In 2025, Burkitt lymphoma’s 5-year survival is 50-90%, with children achieving 80-90% and adults 50-70%, depending on stage and HIV status. Rituximab + chemotherapy improves complete response rates to 70-80%, and devimistat enhances outcomes in relapsed cases. Research focuses on epigenetic therapies (e.g., EZH2 inhibitors), CAR-T cells, and immune checkpoint inhibitors to overcome MYC-driven resistance.

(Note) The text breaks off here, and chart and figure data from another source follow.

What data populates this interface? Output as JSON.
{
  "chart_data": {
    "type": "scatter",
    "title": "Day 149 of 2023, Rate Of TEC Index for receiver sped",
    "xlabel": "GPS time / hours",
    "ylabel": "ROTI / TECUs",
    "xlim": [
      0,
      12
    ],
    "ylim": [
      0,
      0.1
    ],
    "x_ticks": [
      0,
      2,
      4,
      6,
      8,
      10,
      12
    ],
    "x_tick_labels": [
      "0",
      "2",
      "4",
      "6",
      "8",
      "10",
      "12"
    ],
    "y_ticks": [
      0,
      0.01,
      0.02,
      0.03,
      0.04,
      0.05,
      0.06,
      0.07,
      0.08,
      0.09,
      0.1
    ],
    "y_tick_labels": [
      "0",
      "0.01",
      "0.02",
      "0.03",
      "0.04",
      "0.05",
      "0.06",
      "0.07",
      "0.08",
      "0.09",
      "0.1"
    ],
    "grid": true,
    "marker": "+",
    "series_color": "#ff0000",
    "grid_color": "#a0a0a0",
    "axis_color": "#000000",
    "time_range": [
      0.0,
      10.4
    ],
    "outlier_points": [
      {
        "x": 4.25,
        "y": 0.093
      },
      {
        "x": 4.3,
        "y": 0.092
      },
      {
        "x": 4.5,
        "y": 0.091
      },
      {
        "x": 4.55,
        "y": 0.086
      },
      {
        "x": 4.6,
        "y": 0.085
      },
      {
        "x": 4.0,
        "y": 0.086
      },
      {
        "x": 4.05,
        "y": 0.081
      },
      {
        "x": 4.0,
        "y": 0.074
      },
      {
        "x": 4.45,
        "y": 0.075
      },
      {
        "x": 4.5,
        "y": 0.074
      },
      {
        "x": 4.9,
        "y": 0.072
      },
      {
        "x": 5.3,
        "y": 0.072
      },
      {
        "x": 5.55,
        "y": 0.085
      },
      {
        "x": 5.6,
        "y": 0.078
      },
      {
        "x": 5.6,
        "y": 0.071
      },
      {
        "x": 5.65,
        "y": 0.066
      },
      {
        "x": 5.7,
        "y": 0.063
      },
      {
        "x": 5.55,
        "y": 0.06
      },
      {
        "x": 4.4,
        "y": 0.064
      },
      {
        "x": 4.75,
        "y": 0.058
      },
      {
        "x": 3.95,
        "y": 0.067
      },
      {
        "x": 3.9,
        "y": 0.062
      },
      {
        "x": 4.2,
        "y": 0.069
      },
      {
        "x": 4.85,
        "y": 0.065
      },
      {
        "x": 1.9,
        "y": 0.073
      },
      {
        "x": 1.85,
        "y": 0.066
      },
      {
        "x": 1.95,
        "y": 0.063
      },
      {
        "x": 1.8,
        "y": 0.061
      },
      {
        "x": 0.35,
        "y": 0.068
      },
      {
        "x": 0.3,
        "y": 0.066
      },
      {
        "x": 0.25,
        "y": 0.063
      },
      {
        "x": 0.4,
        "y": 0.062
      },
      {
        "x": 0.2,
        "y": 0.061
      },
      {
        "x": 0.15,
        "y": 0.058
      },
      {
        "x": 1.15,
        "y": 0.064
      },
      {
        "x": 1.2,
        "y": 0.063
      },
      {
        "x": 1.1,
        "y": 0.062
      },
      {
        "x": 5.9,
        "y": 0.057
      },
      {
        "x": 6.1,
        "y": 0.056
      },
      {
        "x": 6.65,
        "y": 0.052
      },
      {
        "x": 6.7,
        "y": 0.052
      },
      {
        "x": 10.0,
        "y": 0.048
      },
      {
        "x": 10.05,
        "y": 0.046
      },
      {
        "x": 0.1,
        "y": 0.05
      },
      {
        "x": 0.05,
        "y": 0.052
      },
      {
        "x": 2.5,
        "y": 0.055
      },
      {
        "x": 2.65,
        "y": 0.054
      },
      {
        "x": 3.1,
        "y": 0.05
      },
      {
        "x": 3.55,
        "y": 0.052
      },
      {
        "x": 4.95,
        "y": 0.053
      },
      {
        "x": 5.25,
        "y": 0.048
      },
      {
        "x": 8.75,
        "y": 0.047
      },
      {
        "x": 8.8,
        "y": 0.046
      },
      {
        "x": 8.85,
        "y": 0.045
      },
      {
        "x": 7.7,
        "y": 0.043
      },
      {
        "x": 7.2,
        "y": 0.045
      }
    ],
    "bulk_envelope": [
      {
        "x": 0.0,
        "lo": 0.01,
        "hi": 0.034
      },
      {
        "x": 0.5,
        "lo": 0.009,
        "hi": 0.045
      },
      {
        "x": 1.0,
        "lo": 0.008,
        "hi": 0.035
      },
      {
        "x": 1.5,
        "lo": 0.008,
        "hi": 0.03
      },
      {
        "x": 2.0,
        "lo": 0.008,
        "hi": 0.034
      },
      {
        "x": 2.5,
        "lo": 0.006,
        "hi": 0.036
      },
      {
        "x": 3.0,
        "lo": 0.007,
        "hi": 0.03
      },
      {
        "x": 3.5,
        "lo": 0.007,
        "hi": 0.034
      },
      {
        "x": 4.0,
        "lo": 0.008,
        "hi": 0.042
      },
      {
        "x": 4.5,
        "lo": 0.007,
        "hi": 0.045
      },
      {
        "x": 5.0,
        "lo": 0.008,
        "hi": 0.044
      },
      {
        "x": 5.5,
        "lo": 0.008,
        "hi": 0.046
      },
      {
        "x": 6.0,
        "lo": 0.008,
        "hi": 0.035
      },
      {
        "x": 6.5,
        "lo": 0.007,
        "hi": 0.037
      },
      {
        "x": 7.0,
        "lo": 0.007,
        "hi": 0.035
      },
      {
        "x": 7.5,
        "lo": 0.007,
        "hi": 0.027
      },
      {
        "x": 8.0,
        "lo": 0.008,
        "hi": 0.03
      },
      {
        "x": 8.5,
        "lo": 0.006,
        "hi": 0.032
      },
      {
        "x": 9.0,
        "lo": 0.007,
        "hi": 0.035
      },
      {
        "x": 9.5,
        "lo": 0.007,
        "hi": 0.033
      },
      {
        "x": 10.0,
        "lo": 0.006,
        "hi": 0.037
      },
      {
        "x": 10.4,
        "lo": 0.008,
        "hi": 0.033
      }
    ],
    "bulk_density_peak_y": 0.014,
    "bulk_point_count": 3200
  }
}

By 2030, these could increase overall survival to 80% and relapsed survival to 50%, with emphasis on reducing treatment toxicity and improving access in endemic regions.

Sources

The information for Burkitt lymphoma is sourced from the National Cancer Institute’s “Non-Hodgkin Lymphoma Treatment (PDQ®)” for comprehensive details on understanding, symptoms, causes, diagnosis, and treatment; ASH Publications’ “Novel Devimistat Results in Complete Remissions in Heavily Pre-Treated Burkitt Lymphoma” for outcomes with novel agents; The Lancet’s “Diagnosis and treatment of Burkitt lymphoma in adults” for management strategies and prognosis; ASCO’s “Effectiveness of rituximab plus chemotherapy in pediatric Burkitt lymphoma” for rituximab-based therapy insights; and Nature’s “Outcomes and prognostic factors in patients with Burkitt lymphoma” for survival and prognostic factor analysis.